Magen David Square is perhaps the most interesting square in Tel Aviv. It is one of the busiest points in the city, where five major streets meet: Alenbi, King George, Sheinkin, Ha’Carmel and Nachalat Binyamin. Six in fact, if you count both parts of Alenbi, the same number as the points on a Star Of David.
It is also where two very special markets meet: The Carmel Market, which offers food, cheap clothing and pirated DVDs and is active every day except Saturday, and the Nachalat Binyamin Arts and Crafts Market that joins in on Tuesdays and Fridays. Though both markets definitely deserve a visit, if you’re not hungry and if you’re looking for something uniquely Tel Aviv, make sure to come when the Arts and Crafts market is open.
While the market is the main attraction for most visitors to the area of Nachalat Binyamin, it’s really not all there is on Nachalat Binyamin Street. The market was started in 1987 as part of an initiative aimed at preserving dying crafts and arts. It was at first only a small market with a dozen sellers, but since then it has grown to accommodate over 200 artists and vendors that set up shop between 7 a.m. and 5 p.m. every Tuesday and Friday.
It is a point of pride for the vendors and the city that all the goods on sale are handmade, often by the vendors themselves. Some, such as the glass blower, even practice their craft on the spot. The items on sale are presented on small and crowded tables along the pedestrian area of the street, which has been blocked off to cars.
The variety and choice of things to look at and buy might be a bit much, so make sure to have a good hour or two to devote to the market if you want to see it all. You can find pretty much anything, ranging from the beautiful to the useful, from jewelery to toys, photography to ceramics, Judaica items and even designer toothbrush holders.
Some of the vendors are there on behalf of charitable organizations, offering works of art made by volunteers and sold for cheap, while others are professional artists, offering their works for relatively high prices. In the rare and few spaces between the tables you’ll find plenty of street artists, fortune-tellers, magicians, interpretive dancers and the occasional broke musician trying to make some money with a guitar and a hat.
What makes Nachalat Binyamin so unique and deserving of a visit even on a non-market day is its history and looks: Nachalat Binyamin was originally founded back in the early 20th century as an entirely separate town and not as part of Tel Aviv (then called “Achuzat Ba’it”).
In 1912, mainly due to a water shortage, Nachalat Binyamin (named after the biblical tribe of Binyamin, and not as most mistakenly think, after Theodore Herzl) joined the young town soon to become Tel Aviv. Since then it’s been able to maintain a unique character that makes it stand out compared to other areas in the city: It is a very long street, stretching all the way from Magen David square to Florentin, and along it are some of the most beautiful buildings in Tel Aviv. While Tel Aviv is famous for its Bauhaus buildings, most of the structures on Nachalat Binyamin were built in an eclectic style, with touches of art nouveau in the art nouveau tiles made in Palestine in the 20’s and 30’s (walking down the street, make sure to look up once in a while and you’ll surely spot a few original tiles).

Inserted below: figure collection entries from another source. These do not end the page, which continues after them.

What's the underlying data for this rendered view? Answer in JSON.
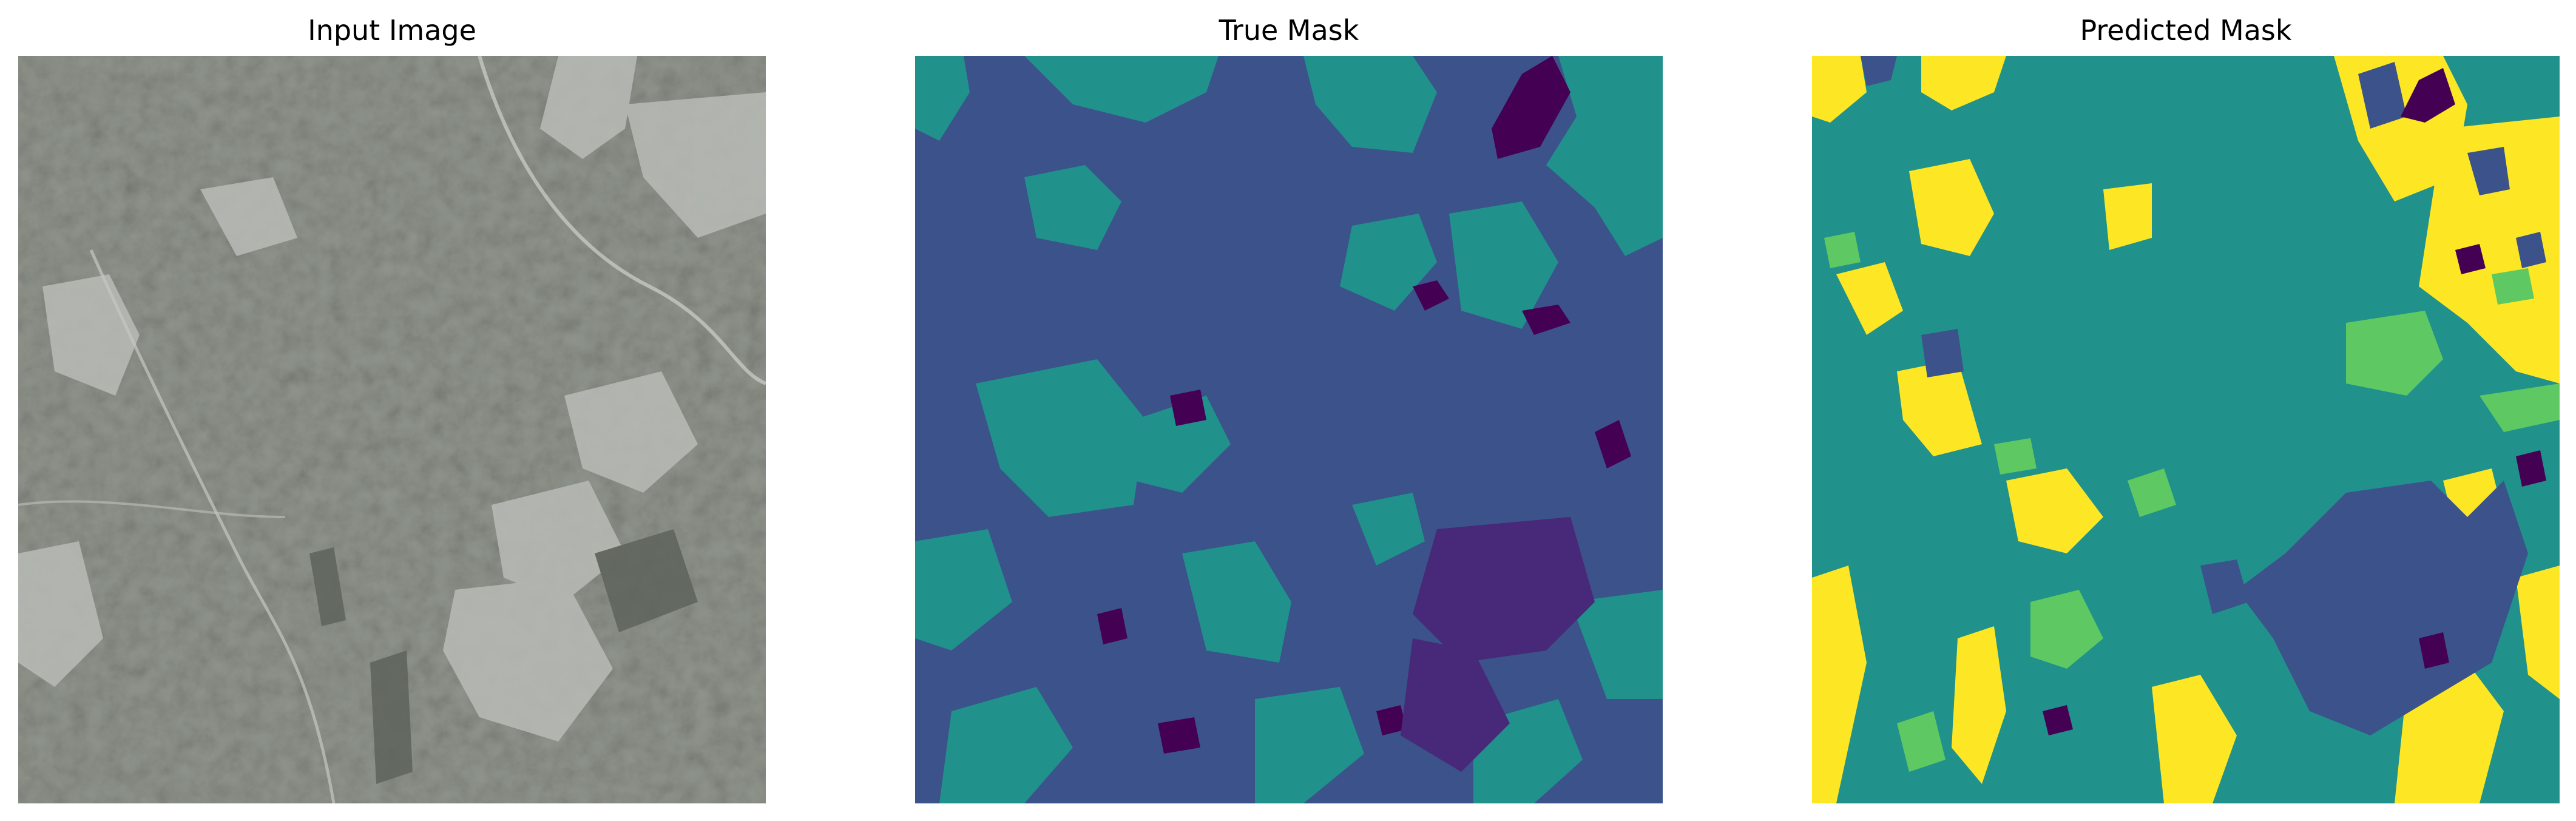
{
  "panels": [
    {
      "title": "Input Image"
    },
    {
      "title": "True Mask"
    },
    {
      "title": "Predicted Mask"
    }
  ],
  "colors": {
    "class0": "#440154",
    "class1": "#3b528b",
    "class2": "#21918c",
    "class3": "#5ec962",
    "class4": "#fde725",
    "terrain_base": "#8f948c",
    "terrain_dark": "#5e645c",
    "terrain_light": "#b9bcb6"
  }
}
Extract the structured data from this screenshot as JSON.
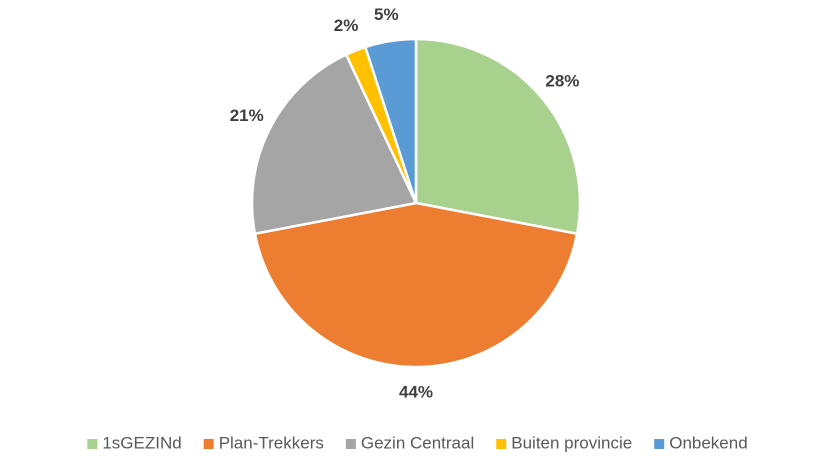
{
  "chart_data": {
    "type": "pie",
    "categories": [
      "1sGEZINd",
      "Plan-Trekkers",
      "Gezin Centraal",
      "Buiten provincie",
      "Onbekend"
    ],
    "values": [
      28,
      44,
      21,
      2,
      5
    ],
    "value_labels": [
      "28%",
      "44%",
      "21%",
      "2%",
      "5%"
    ],
    "colors": [
      "#a9d18e",
      "#ed7d31",
      "#a5a5a5",
      "#ffc000",
      "#5b9bd5"
    ],
    "legend": "bottom"
  }
}
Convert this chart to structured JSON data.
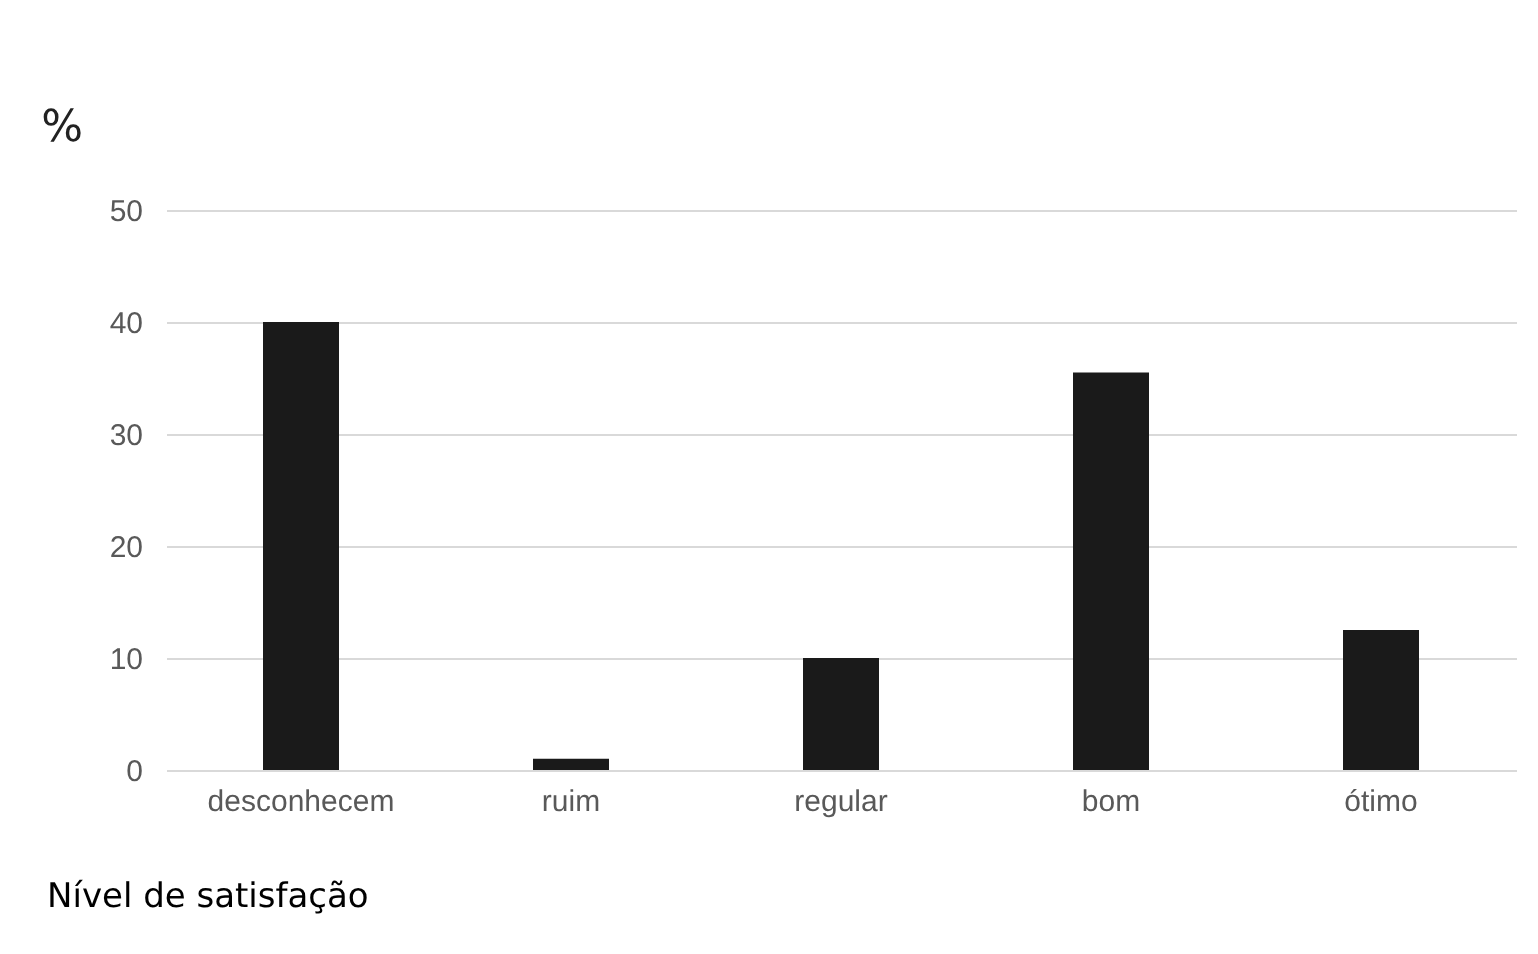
{
  "chart_data": {
    "type": "bar",
    "ylabel": "%",
    "xlabel": "Nível de satisfação",
    "categories": [
      "desconhecem",
      "ruim",
      "regular",
      "bom",
      "ótimo"
    ],
    "values": [
      40,
      1,
      10,
      35.5,
      12.5
    ],
    "color": "#1a1a1a",
    "ylim": [
      0,
      50
    ],
    "yticks": [
      0,
      10,
      20,
      30,
      40,
      50
    ],
    "grid": "y"
  }
}
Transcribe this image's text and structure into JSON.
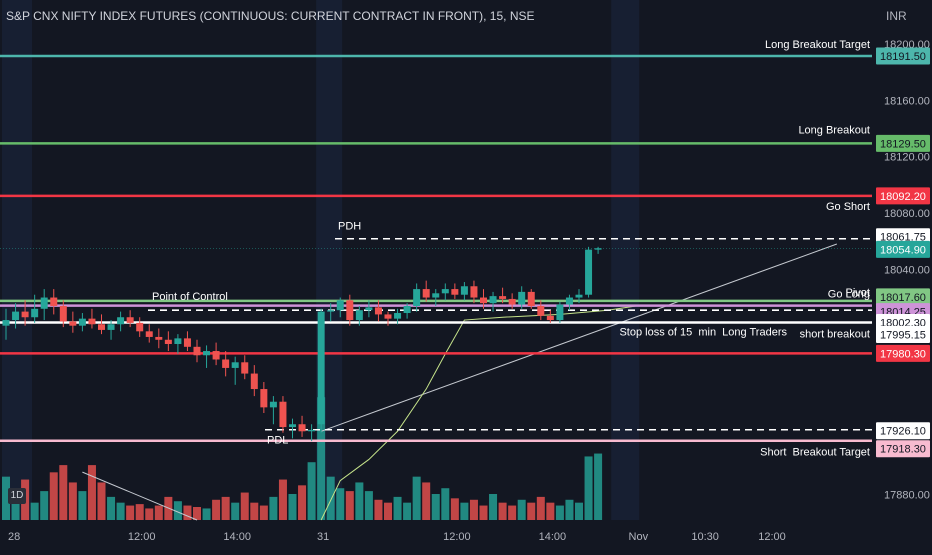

The most beautiful part of the street is the part where the market takes place, in the pedestrian area that goes from Magen David square to Gruzenburg street.
Since the market arrived in Nachalat Binyamin and replaced the traditional textile merchants, the area has known a real revival, and it’s still close to impossible to find a vacant apartment in the area. What once was a sleepy little alley occupied mostly by textile merchants has become a vibrant and happening place to be.
The textile merchants are still there, though in smaller numbers, but have been joined by plenty of fine restaurants, bars, cafes, concept shops and even a gallery or two. Carmella Bistro, a fine dining restaurant, LoveEat, a trendy café, Hummus Kaful, a friendly hummus joint, and the new Little Prince literary café are just a few examples, and all are located on the pedestrian area. Going further down the street, or off it to one of its many side streets, will allow the curious visitor to find many more good places to eat and drink. La’Champa, which is a bar that serves only sparkling wine, is one of them, and Café Eifel is also a notable one, as it is the smallest café in Tel Aviv, yet its coffee is often better than that served in the biggest.
Continuing the old textile tradition of the area, many young designers have made their studios along Nachalat Binyamin, and though the studios are not easy to find, you’ll have no trouble finding boutiques and second hand shops that cater to pretty much any taste and price range. All in all, and with the exception of the rare rainy day, no visit to Tel Aviv would be complete without checking out Nachalat Binyamin, be it during a market day or at night for dinner and drinks.